She glittered with jewels from head to foot, her shoes were fastened with diamond buckles, aigrettes of diamonds were in her hair—“a splendor still the more astonishing as it is so very common,” he said. Nay, she even scattered perfume through her nosegays. On great fête days she tiptoed to church, enveloped all but one eye in a silk-lace shawl. Beneath it glinted a flower-embroidered dress of rarest stuff, fluttering a multitude of ribbons; under a petticoat of heavy brocade, miniature golden feet peeped out, or slippers of peach-colored velvet. The lady of Lima was famed for her wit, entrancing the visitor as she sipped her Paraguay tea from a silver-mounted gourd.
Little is left of former splendor. The statues, the five rows of orange trees, the sweet smells are gone. At the end of the long Alameda, bordered with wind-blown trees and wrecks of marble benches, is a fountain under palms and Norfolk Island pines. Across a shady space and above a high, yellow plaster wall, is the monastery tower, where hangs a clear-toned bell. Rugged hills rise abruptly. This is the home of the Barefoot Friars. A labyrinth of paths leads to their orchards and gardens and cells. Going every morning in pairs to the markets to beg for food, they own nothing. They live entirely on alms.

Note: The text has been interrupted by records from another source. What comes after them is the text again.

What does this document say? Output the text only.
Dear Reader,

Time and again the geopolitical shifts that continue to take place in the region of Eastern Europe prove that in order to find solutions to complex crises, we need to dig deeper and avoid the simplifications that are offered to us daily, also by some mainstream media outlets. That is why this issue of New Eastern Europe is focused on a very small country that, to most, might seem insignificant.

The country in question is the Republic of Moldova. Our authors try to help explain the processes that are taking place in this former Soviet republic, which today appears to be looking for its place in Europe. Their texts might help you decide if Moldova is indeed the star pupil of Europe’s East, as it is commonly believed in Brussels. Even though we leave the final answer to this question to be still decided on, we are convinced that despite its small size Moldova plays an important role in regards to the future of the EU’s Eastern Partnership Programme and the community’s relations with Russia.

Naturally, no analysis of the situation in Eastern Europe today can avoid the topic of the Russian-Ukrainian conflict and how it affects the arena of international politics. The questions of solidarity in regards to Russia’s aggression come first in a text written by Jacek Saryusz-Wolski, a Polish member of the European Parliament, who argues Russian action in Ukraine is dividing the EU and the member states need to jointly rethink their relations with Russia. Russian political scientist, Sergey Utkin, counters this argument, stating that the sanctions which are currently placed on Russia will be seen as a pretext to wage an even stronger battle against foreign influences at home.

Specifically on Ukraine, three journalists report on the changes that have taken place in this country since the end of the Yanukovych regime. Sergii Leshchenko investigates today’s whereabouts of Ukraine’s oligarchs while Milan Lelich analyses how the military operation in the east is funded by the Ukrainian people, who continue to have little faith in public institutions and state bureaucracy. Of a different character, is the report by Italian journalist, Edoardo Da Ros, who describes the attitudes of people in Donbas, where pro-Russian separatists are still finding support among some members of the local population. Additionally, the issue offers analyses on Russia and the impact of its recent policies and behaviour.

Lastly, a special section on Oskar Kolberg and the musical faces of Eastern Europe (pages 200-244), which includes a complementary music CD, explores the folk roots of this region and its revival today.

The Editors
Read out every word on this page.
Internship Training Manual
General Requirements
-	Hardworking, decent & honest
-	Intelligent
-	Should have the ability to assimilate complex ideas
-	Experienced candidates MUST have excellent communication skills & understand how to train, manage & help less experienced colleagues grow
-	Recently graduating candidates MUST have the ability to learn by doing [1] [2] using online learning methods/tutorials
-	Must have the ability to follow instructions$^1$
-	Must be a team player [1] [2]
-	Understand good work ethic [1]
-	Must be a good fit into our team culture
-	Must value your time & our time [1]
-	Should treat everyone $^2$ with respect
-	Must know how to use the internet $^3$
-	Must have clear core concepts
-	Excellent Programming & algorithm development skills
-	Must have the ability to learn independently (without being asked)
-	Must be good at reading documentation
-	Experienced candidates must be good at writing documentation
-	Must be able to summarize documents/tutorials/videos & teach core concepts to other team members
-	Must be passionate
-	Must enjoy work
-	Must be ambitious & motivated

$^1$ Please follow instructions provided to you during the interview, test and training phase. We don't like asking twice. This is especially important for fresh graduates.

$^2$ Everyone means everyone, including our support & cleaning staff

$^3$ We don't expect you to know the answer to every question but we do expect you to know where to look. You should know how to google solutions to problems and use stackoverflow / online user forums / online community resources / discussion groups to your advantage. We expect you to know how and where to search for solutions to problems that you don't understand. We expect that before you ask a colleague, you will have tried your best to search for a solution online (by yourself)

Just before two o’clock each day, the lame, halt, and blind begin to gather from all the town wards, each carrying a receptacle. One poor woman with three or four babies seats herself upon the plaster shelf skirting the wall, setting down her pottery jar by the brook to wait.
The bell strikes two long, clear tones. The whole space is filled. The great monastery gate is flung open, and two brown-clad monks, sleeves rolled up, bring out between them a steaming copper cauldron. The famished multitude fall to their knees, many with difficulty, and a prayer is intoned.
Then the procession begins: men, women, and children in various stages of decrepitude. Beggars with old tin cans totter forward as to the Mecca of a long, hard journey. Decent-looking women, very haughty, conceal their pails under black mantas. Each receives two ladlefuls of meat, soup, and vegetables. The kettle is filled again and refilled, till all are served. After the little groups of people have finished their cazuela, the heavy door clashes together.
Beyond the turn of the wall, far down the avenue of palms, the Mendicant Friars emerge, four by four, and swing off across country for their daily walk.
CHAPTER IX
CONVENTS OPEN AND CLOSED
Lima is the city of bells. Exuberant wedding carols blend their metallic jingle with three solemn peals for the dying. Hoarse, ill-cast bells mingle with bells whose tones drip like honey upon the monks beneath, who, with cowls thrown back, are pruning monastery gardens, bringing water to the fig-tree from the fountain. Bells are pitched high and bells are pitched low. Bells struck from without shake off the clear ring circling their edges. There are notes with a dry sonority like the clash of bones. Sharp bells nag the persistent sinner. Soft, sweet bells lure him to prayer. Quick strokes near at hand only half conceal those distant thuds, as if the tone had been struck from the atmosphere, giving “a solemn, religious shimmer to the day.”
Though they are more used than those elsewhere, the bells of Lima, it is said, never grow old.
The tones are of every quality, from the tinkle of little convent bells calling the sisters to midnight prayer, to the great bell of the Jesuits, whose “clash, throb, and long swoon of sound” strikes your chest. Silver and gold in this bell cling to the clear, deep notes struck from it and pulsate more than half a minute in the tone, which carries far out over city roofs to sugar-fields and vineyards. The left tower of San Pedro was built about this bell in 1666 and it cannot be removed.